You may be wondering why the city has contracted this tree removal work to an outside company instead of handling it in-house. The bottom line is these trees are too tall, too heavy and too wide for the equipment we have on hand and too dangerous for the normal day-to-day work our tree crews perform. Furthermore, this is what Pioneer Tree Service Company does: they are equipped with a collection of big-tree equipment including a 70-foot boom bucket truck, dump truck, front-end loader and crane -- yes, a crane. Their experience and expertise in handling giant trees is a necessary component to safely removing them.

The three trees removed as of this writing include a 38-inch diameter water oak on Campbell Street which had severe root and lower trunk rot and contained deadwood which was dropping branches onto the sidewalk and was at high risk for falling onto a nearby house; a 43-inch diameter post oak on Lyttleton Street which was dead after years of declining health; and a 54-inch diameter Southern red oak on Mill Street which had lost a major branch this summer taking with it more than 40 percent of the canopy and revealing an extensive decay column within the tree. In the months following the branch failure, the remaining tree canopy declined and was deemed a hazard. Know that the city does not take tree removal lightly and we don’t take these actions without a thorough assessment of the tree’s health, structural soundness and long-term viability.

To provide you with a sense of the mass of these trees, the lower 12-foot long section of the Lyttleton Street oak tree weighed in at 11,500 pounds and the lower 13-foot section of the Mill Street oak tree weighed in at 12,100 pounds. This equates to more than 950 pounds and 930 pounds, respectively, per 1 foot of trunk height, putting the crane to the test as the trunks were lifted off of the stump!

After the last trunk sections were cut, the growth rings were counted to determine the approximate tree age. The Campbell Street tree was too rotten to get an estimated age but the Mill and Lyttleton Street oak trees revealed illuminating answers.

It was approximately 1813, 200 years ago, when the Mill Street red oak germinated and set root in the ground. At that time in U.S. history, the Star Spangled Banner contained 15 stars and 15 stripes, James Madison was president, the War of 1812 was raging, and Congress authorized the use of steamboats to transport mail. Here in Camden, the two main town squares burned, including the original town market.

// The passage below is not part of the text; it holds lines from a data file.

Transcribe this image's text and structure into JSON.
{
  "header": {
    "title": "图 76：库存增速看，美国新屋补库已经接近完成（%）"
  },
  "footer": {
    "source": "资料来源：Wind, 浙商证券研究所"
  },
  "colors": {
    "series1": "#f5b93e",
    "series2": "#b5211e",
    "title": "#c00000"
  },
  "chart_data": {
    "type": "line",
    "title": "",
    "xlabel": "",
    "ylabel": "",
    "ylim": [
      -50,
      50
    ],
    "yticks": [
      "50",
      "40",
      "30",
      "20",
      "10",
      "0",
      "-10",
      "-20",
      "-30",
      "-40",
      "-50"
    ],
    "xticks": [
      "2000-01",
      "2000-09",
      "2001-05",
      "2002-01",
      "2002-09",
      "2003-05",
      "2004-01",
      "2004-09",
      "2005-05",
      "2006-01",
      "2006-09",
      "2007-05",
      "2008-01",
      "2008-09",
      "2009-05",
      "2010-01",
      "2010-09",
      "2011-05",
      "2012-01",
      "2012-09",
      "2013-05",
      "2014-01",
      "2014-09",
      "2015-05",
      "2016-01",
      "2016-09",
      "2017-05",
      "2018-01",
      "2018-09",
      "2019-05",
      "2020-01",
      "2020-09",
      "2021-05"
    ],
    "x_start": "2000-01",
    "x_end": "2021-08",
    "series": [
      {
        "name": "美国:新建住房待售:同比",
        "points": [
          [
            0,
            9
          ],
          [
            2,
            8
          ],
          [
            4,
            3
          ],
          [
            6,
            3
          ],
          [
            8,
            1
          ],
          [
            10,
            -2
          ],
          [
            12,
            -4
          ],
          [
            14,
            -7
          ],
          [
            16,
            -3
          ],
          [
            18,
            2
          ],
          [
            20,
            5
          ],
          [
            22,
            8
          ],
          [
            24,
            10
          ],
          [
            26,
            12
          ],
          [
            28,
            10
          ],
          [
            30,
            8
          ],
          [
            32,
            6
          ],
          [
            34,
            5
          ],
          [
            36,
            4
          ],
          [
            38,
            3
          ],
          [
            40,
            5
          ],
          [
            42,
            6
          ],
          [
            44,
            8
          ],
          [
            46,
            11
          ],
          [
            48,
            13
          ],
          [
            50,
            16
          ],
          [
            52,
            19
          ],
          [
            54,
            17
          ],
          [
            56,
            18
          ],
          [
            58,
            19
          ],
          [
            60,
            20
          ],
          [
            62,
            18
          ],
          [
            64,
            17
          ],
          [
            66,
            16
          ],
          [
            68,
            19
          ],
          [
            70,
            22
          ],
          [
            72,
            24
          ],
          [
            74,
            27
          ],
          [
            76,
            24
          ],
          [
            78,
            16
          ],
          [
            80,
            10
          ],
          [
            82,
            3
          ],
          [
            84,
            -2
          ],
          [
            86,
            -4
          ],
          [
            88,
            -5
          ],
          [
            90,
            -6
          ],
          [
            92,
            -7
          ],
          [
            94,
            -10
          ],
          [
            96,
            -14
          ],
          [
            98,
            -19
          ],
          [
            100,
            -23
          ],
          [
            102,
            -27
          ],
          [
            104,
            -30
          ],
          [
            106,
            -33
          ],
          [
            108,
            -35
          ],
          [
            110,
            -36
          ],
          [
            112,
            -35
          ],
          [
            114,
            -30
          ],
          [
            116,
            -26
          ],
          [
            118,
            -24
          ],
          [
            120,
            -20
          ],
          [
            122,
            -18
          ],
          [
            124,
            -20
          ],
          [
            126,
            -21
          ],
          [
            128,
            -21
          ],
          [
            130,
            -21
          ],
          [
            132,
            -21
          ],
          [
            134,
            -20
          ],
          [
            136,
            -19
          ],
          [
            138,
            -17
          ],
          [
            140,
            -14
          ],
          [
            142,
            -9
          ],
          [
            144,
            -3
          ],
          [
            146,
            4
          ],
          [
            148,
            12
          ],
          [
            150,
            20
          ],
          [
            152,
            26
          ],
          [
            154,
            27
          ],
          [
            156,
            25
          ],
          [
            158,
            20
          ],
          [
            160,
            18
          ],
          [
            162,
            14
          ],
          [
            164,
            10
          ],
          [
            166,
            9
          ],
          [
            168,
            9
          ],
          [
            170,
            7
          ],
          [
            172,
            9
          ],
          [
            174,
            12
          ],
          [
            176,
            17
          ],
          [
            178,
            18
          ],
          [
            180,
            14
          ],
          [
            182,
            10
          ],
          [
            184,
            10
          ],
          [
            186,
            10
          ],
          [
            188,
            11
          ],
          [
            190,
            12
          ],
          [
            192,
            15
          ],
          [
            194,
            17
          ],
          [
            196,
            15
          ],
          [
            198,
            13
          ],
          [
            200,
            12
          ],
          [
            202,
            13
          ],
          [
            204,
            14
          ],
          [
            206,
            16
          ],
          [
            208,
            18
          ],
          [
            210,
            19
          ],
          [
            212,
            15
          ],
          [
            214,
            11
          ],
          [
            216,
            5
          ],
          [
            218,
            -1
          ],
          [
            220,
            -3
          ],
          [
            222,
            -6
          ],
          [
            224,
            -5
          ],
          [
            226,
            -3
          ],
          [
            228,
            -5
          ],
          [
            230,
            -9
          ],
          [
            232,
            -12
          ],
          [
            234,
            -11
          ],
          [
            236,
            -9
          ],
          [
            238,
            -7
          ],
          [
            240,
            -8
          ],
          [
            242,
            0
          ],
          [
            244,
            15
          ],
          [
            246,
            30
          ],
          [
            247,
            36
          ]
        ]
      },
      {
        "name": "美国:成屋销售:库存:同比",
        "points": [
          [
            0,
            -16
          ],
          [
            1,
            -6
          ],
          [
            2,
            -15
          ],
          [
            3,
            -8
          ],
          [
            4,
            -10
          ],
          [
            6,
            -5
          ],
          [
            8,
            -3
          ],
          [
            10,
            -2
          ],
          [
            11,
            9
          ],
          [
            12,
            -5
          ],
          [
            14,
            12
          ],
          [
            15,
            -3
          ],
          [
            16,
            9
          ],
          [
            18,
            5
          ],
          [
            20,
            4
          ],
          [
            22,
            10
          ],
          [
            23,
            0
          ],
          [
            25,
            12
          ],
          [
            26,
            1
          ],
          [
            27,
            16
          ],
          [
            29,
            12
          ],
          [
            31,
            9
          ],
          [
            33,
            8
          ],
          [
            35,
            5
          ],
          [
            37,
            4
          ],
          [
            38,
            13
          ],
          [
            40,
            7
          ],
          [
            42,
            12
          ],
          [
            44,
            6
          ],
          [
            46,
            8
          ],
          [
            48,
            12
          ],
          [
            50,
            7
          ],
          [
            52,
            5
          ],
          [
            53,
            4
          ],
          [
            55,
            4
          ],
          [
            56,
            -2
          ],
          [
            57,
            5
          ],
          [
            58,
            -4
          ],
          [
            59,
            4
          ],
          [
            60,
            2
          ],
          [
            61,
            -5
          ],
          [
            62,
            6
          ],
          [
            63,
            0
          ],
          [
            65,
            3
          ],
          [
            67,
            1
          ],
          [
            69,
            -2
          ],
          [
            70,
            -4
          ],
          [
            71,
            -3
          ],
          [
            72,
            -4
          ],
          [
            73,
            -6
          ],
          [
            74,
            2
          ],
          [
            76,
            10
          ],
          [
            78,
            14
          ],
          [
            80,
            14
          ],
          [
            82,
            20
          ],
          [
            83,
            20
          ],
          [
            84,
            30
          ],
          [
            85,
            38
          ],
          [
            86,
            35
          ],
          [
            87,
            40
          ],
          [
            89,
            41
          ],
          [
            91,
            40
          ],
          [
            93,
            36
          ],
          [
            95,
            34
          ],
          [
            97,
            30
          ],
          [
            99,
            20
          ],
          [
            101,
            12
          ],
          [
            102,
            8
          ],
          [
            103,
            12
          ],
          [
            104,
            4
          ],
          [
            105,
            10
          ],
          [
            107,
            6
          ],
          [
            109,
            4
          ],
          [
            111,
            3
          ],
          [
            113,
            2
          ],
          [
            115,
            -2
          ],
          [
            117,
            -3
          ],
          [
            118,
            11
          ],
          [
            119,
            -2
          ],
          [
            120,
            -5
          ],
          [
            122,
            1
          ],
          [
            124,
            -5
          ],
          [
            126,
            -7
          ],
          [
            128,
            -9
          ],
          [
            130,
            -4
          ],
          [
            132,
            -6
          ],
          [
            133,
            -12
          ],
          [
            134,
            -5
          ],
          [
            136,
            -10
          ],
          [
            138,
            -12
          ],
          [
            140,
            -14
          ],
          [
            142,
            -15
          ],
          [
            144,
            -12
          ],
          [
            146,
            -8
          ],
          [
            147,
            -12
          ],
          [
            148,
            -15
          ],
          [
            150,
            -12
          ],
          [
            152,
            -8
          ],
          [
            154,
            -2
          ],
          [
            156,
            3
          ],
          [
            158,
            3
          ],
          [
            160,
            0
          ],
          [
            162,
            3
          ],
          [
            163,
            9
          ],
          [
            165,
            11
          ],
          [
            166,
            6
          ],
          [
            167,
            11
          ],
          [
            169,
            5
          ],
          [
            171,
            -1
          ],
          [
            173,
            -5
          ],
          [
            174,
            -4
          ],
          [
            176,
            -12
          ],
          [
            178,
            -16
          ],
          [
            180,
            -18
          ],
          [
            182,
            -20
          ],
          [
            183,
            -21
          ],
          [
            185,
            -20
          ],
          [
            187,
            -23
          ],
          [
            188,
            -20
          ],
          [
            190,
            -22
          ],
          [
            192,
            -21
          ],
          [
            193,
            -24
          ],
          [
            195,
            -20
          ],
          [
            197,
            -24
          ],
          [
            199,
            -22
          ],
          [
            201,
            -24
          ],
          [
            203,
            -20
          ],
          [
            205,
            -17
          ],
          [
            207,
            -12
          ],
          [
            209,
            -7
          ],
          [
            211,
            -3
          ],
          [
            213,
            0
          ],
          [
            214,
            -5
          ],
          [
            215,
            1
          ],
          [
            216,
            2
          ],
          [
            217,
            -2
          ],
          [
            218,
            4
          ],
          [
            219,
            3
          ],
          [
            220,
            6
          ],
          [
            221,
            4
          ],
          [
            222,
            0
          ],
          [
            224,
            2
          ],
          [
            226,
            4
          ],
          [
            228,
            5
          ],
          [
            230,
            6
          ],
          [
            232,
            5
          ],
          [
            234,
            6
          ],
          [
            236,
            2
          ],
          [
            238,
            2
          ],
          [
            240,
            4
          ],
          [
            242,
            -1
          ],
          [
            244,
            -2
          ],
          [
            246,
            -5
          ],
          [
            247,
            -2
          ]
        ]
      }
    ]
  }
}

In 1838, 175 years ago, the Lyttleton Street post oak set root. The Star Spangled Banner then contained 26 stars and 13 stripes, Martin Van Buren was president, Samuel Morse first publicly demonstrated the telegraph (he later invented Morse Code), and the infamous Trail of Tears march occurred which forced the relocation of the Cherokee Native American tribe and resulted in the deaths of thousands of Indians. Closer to home, the second bridge was built over the Wateree River and the DeKalb Cotton Factory was established.

By the beginning of the Civil War the trees were 48 and 23 years old respectively. Clearly, these were historic trees and in the wake of their removal, we are facilitating the repurposing of them to the best of our ability. Some of the wood is being cut into movable sections so residents can use it for firewood for home-heating, some is being brought to Historic Camden for firewood use during battle re-enactments, some is being brought to the county landfill to be chipped and used as mulch and a few pieces are now on display in Rectory Square for playing on.

While it’s sad to see these giants go, there is also anticipation in looking towards the future as we will plant the next generation of trees this winter in the hope that in the next 100 years, they will also be known as historic, significant, heritage and a living legacy.